KI in der Steuerkanzlei: Wie österreichische Steuerberater 2026 KI nutzen — ohne mit Berufsgeheimnis, DSGVO und AI Act in Konflikt zu geraten

Ab 2. August 2026 greift der EU AI Act voll. Seit Februar 2025 gilt zusätzlich eine KI-Kompetenzpflicht. Das österreichische Berufsgeheimnis lässt ChatGPT-Standardnutzung in Kanzleien gar nicht zu — und gleichzeitig steigt der Druck, mit KI effizienter zu werden.
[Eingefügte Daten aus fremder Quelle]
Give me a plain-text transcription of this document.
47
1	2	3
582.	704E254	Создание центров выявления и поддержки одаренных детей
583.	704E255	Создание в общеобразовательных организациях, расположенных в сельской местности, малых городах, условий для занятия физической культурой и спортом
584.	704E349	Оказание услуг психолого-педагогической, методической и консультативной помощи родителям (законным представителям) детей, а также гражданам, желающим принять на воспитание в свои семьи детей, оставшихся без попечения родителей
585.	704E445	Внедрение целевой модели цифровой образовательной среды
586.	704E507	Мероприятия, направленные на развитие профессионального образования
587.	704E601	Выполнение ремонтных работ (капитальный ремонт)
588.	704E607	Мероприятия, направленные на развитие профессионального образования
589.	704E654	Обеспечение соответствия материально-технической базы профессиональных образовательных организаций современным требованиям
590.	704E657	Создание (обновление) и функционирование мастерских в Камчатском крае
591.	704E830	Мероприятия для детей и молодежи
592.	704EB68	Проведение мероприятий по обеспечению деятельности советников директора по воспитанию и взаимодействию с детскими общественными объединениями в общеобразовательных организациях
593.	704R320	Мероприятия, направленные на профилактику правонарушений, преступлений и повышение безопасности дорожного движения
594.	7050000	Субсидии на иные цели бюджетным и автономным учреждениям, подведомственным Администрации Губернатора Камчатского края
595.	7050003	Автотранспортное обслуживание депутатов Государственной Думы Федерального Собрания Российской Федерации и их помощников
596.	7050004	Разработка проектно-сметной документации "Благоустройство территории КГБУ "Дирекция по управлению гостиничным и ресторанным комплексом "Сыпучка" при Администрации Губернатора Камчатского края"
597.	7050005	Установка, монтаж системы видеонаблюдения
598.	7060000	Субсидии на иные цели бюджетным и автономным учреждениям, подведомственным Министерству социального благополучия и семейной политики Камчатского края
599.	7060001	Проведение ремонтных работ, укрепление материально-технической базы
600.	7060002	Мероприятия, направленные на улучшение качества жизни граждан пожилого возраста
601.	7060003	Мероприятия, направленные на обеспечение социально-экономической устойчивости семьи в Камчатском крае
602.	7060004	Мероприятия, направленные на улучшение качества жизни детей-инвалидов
Wie eine Steuerkanzlei in Klagenfurt, Villach oder Spittal 2026 einen rechtskonformen, wirtschaftlich sinnvollen KI-Stack aufsetzt.

Steuerberater stehen 2026 in einer paradoxen Lage: Ihre Mandanten erwarten Effizienz auf KI-Niveau, gleichzeitig zwingen Berufsgeheimnis, DSGVO und der ab 2. August 2026 voll wirksame EU AI Act die Kanzleien in einen sehr engen Korridor. Die übliche Antwort — „wir lassen die Finger davon" — ist auf zwei Jahre keine Option mehr: Mandanten wandern zu Kanzleien ab, die schneller, sichtbarer und antwortbereiter sind. Die andere Antwort — „ChatGPT mit Mandantendaten füttern" — ist berufsrechtlich riskant. Hier ist der Mittelweg, den wir für Steuer- und Rechtsanwaltskanzleien in Kärnten und im DACH-Raum aktuell konkret aufsetzen.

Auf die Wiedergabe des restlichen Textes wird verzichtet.